Tesla Model S

Tesla Model S

Tesla Model S - Alle Testberichte auf einen Blick bei Motorvision. Alles was Sie schon immer über den Tesla Model S wissen wollten. News, Bilder & Videos.

Das Tesla Model S ist eine Limousine mit elektrischem Antrieb von Tesla Motors, die als Prototyp am 26. März 2009 vorgestellt wurde und seit dem 22. Juni 2012 an die Kunden ausgeliefert wird.

Daten

Model S
Hersteller: Tesla Motors
Produktionszeitraum: seit 06/2012
Klasse: Oberklasse
Karosserieversionen: Kombilimousine
Motoren: Elektromotoren:
222–306 kW
Länge: 4976 mm
Breite: 1963 mm
Höhe: 1435 mm
Radstand: 2959 mm
Leergewicht: 2108 kg

Allgemeine Infos zum Tesla Model S

Der Tesla S ist das erste realisierte Konzept eines 5+2-sitzigen autobahntauglichen Elektroautos der Oberklasse. Die Arbeiten an den Entwürfen wurden bereits im Juni 2008 zunächst unter dem Projekt-Namen „Whitestar“ angekündigt. Das erstmals vorgestellte Fahrzeug war ein bereits fahrbarer Prototyp. Tesla hat bei diesem Modell zum ersten Mal das Fahrwerk und die Karosserie vollständig selbst entwickelt.
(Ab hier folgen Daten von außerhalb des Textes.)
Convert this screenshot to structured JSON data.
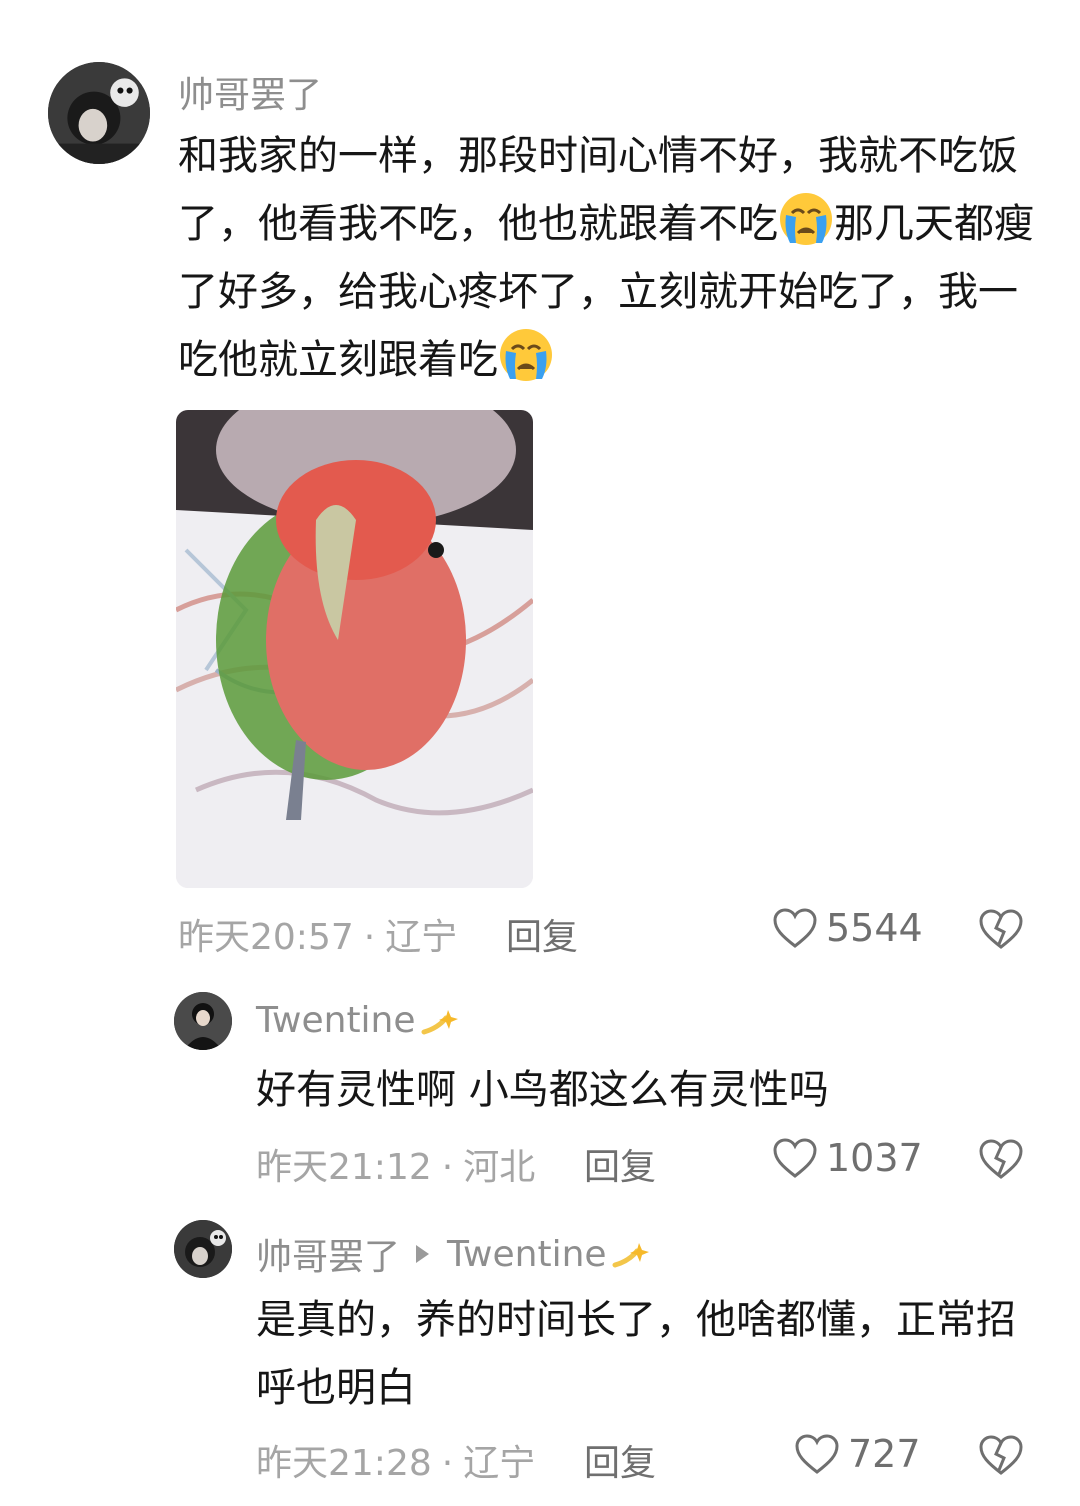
{
  "comments": [
    {
      "username": "帅哥罢了",
      "text_parts": [
        "和我家的一样，那段时间心情不好，我就不吃饭了，他看我不吃，他也就跟着不吃",
        "那几天都瘦了好多，给我心疼坏了，立刻就开始吃了，我一吃他就立刻跟着吃"
      ],
      "emoji": "crying-face-icon",
      "time": "昨天20:57",
      "location": "辽宁",
      "reply_label": "回复",
      "likes": "5544"
    },
    {
      "username": "Twentine",
      "text": "好有灵性啊 小鸟都这么有灵性吗",
      "time": "昨天21:12",
      "location": "河北",
      "reply_label": "回复",
      "likes": "1037"
    },
    {
      "username": "帅哥罢了",
      "reply_to": "Twentine",
      "text": "是真的，养的时间长了，他啥都懂，正常招呼也明白",
      "time": "昨天21:28",
      "location": "辽宁",
      "reply_label": "回复",
      "likes": "727"
    }
  ],
  "separator": "·",
  "colors": {
    "accent_gray": "#8e8e8e",
    "meta_gray": "#a5a5a5",
    "text": "#161616"
  }
}
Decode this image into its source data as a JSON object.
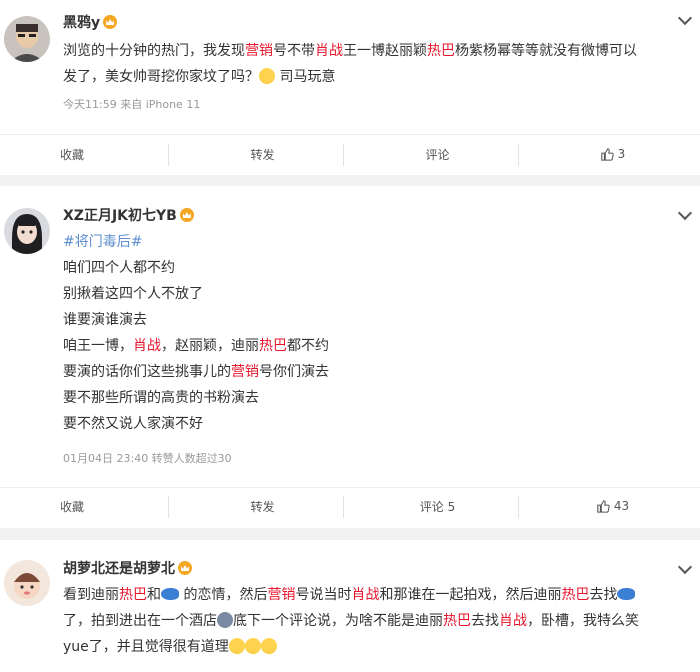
{
  "posts": [
    {
      "username": "黑鸦y",
      "content_lines": [
        [
          "浏览的十分钟的热门，我发现",
          "营销",
          "号不带",
          "肖战",
          "王一博赵丽颖",
          "热巴",
          "杨紫杨幂等等就没有微博可以"
        ],
        [
          "发了，美女帅哥挖你家坟了吗？",
          "",
          "司马玩意"
        ]
      ],
      "meta": "今天11:59  来自 iPhone 11",
      "actions": {
        "collect": "收藏",
        "repost": "转发",
        "comment": "评论",
        "like_count": "3"
      },
      "icons": [
        "avatar",
        "vip-badge-icon",
        "chevron-down-icon",
        "cry-emoji-icon",
        "thumb-up-icon"
      ]
    },
    {
      "username": "XZ正月JK初七YB",
      "topic": "#将门毒后#",
      "lines": [
        "咱们四个人都不约",
        "别揪着这四个人不放了",
        "谁要演谁演去"
      ],
      "line4_parts": [
        "咱王一博，",
        "肖战",
        "，赵丽颖，迪丽",
        "热巴",
        "都不约"
      ],
      "line5_parts": [
        "要演的话你们这些挑事儿的",
        "营销",
        "号你们演去"
      ],
      "line6": "要不那些所谓的高贵的书粉演去",
      "line7": "要不然又说人家演不好",
      "meta": "01月04日 23:40 转赞人数超过30",
      "actions": {
        "collect": "收藏",
        "repost": "转发",
        "comment": "评论 5",
        "like_count": "43"
      }
    },
    {
      "username": "胡萝北还是胡萝北",
      "line1_parts": [
        "看到迪丽",
        "热巴",
        "和",
        "",
        " 的恋情，然后",
        "营销",
        "号说当时",
        "肖战",
        "和那谁在一起拍戏，然后迪丽",
        "热巴",
        "去找"
      ],
      "line2_parts": [
        "了，拍到进出在一个酒店",
        "",
        "底下一个评论说，为啥不能是迪丽",
        "热巴",
        "去找",
        "肖战",
        "，卧槽，我特么笑"
      ],
      "line3_parts": [
        "yue了，并且觉得很有道理"
      ]
    }
  ],
  "colors": {
    "highlight": "#e6162d",
    "topic": "#5d8fcf",
    "meta": "#999999",
    "badge": "#f5a623"
  }
}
Das Model S hat mehrere Auszeichnungen erhalten, darunter den von einer internationalen Jury von Fachjournalisten ausgegebenen Preis für das Auto des Jahres. Das Model S gilt als ernstzunehmender Konkurrent für die Luxusautos etablierter, vor allem deutscher Premiumhersteller, insbesondere den S-Klasse von Mercedes-Benz, den 7er von BMW und den Porsche Panamera. In den Vereinigten Staaten war das Model S 2013 die mit Abstand meistverkaufte Luxuslimousine: ungefähr 18.000 Stück gegenüber 13.303 S-Klasse Mercedes, 10.932 7er-BMW, 10.727 Lexus LS, 6.300 Audi A8 und 5,421 Porsche Panamera. In Norwegen war (Stand: Dezember 2013) das Tesla Model S bereits zweimal das meistverkaufte Auto des Monats.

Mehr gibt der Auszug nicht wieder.